Tancrède Ramonet is a documentary author-director and an audiovisual producer. He graduated from philosophy (Sorbonne), management (Paris-Dauphine), documentary production (La Havane) and international production (EURODOC). He started his own independent documentary and fiction production company, Temps noir in 2002. Ramonet is vice-president of the association 1,000 cultures, co-founder of the artistic project Régis Jauffret et ses nègres, member of the board for Défi jeunes, speaker at INA sup, Paris IX Dauphine college and for the International School of Cinema and Television of San Antonio de los Banos (Cuba), and a member of the USPA, Galilée Club and C7. Ramonet and Temps noir have both won the 2006 best young French producer award and the 2010 best French producer award.
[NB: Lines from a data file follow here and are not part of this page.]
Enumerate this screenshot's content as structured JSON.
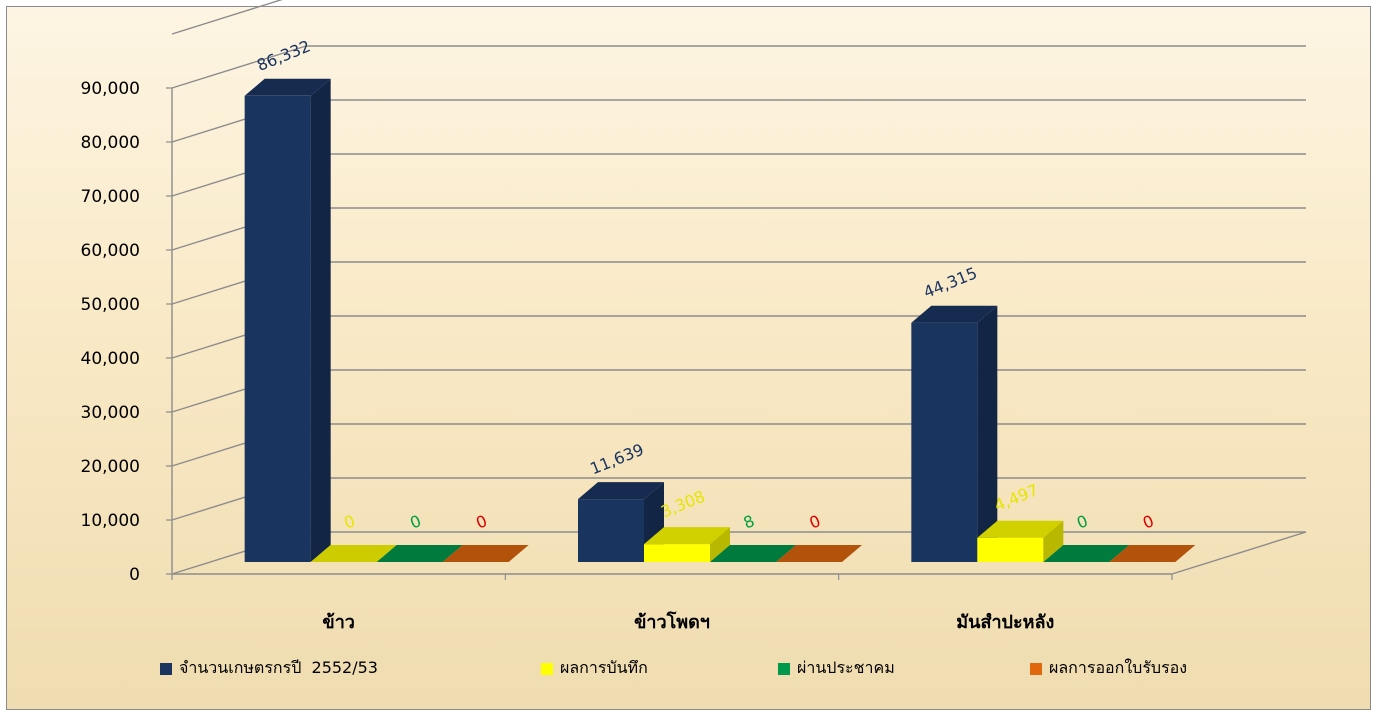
{
  "chart_data": {
    "type": "bar",
    "categories": [
      "ข้าว",
      "ข้าวโพดฯ",
      "มันสำปะหลัง"
    ],
    "series": [
      {
        "name": "จำนวนเกษตรกรปี  2552/53",
        "values": [
          86332,
          11639,
          44315
        ],
        "color": "#1a3460",
        "label_color": "#1a3460"
      },
      {
        "name": "ผลการบันทึก",
        "values": [
          0,
          3308,
          4497
        ],
        "color": "#ffff00",
        "label_color": "#e6e600"
      },
      {
        "name": "ผ่านประชาคม",
        "values": [
          0,
          8,
          0
        ],
        "color": "#00994c",
        "label_color": "#00a040"
      },
      {
        "name": "ผลการออกใบรับรอง",
        "values": [
          0,
          0,
          0
        ],
        "color": "#e0670e",
        "label_color": "#e00000"
      }
    ],
    "data_labels": [
      [
        "86,332",
        "11,639",
        "44,315"
      ],
      [
        "0",
        "3,308",
        "4,497"
      ],
      [
        "0",
        "8",
        "0"
      ],
      [
        "0",
        "0",
        "0"
      ]
    ],
    "y_ticks": [
      "0",
      "10,000",
      "20,000",
      "30,000",
      "40,000",
      "50,000",
      "60,000",
      "70,000",
      "80,000",
      "90,000"
    ],
    "ylim": [
      0,
      100000
    ],
    "grid": true,
    "legend_position": "bottom",
    "style": "3d-clustered-column"
  }
}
He produces documentaries about social, historical, artistic and cultural issues, including Africa, story of a continent by Elikia M’Bokolo, Philippe Sainteny and Alain Ferrari, Requiem for revolution by Jihan El Tahri. In 2016, he directed Patrick Buisson le mauvais génie, co-directed with Ariane Chemin and Vanessa Schneider, broadcast on France 5, and No gods, No Masters, A History of Anarchism co-produced by Arte. His last documentary, Che Guevara, Beyond the Legend was broadcast on French channel France 5 in 2017.
Michel Amathieu, director of photography, was born in 1955 in Crevecœur-en-Auge, France. He studied mathematics, obtaining a master’s degree in the field and practiced photography as a hobby. He taught mathematics in high school for two years before joining evening classes at the Louis Lumière film school and devoting himself to the art of cinematography. He worked on a number of short and feature films, before Dobermann (1996), directed by Jan Kounen, attracted the attention of the public to his work. There came a noted thriller Cousin (1997) directed by Alain Corneau, and I love L.A. (1998), by Mika Kaurismäki, in a slightly different vein. Amathieu was then called to replace Thierry Arbogast at the end of Black Cat, White Cat (1998) shooting because of the delays: Thierry had engagements elsewhere. Since then, Amathieu followed Emir Kusturica on the No Smoking Orchestra tour and took part in Super 8 Stories (2001). He came back to Serbia to work on Life is a Miracle (2003). More recently, Amathieu has worked as a Director of Photography on Volker Schlöndorff’s Diplomacy (2014) and Agnieska Holland’s Rosemary’s baby(2014). Beside his work on films, Amathieu was a cinematographer on a number of commercials and TV series.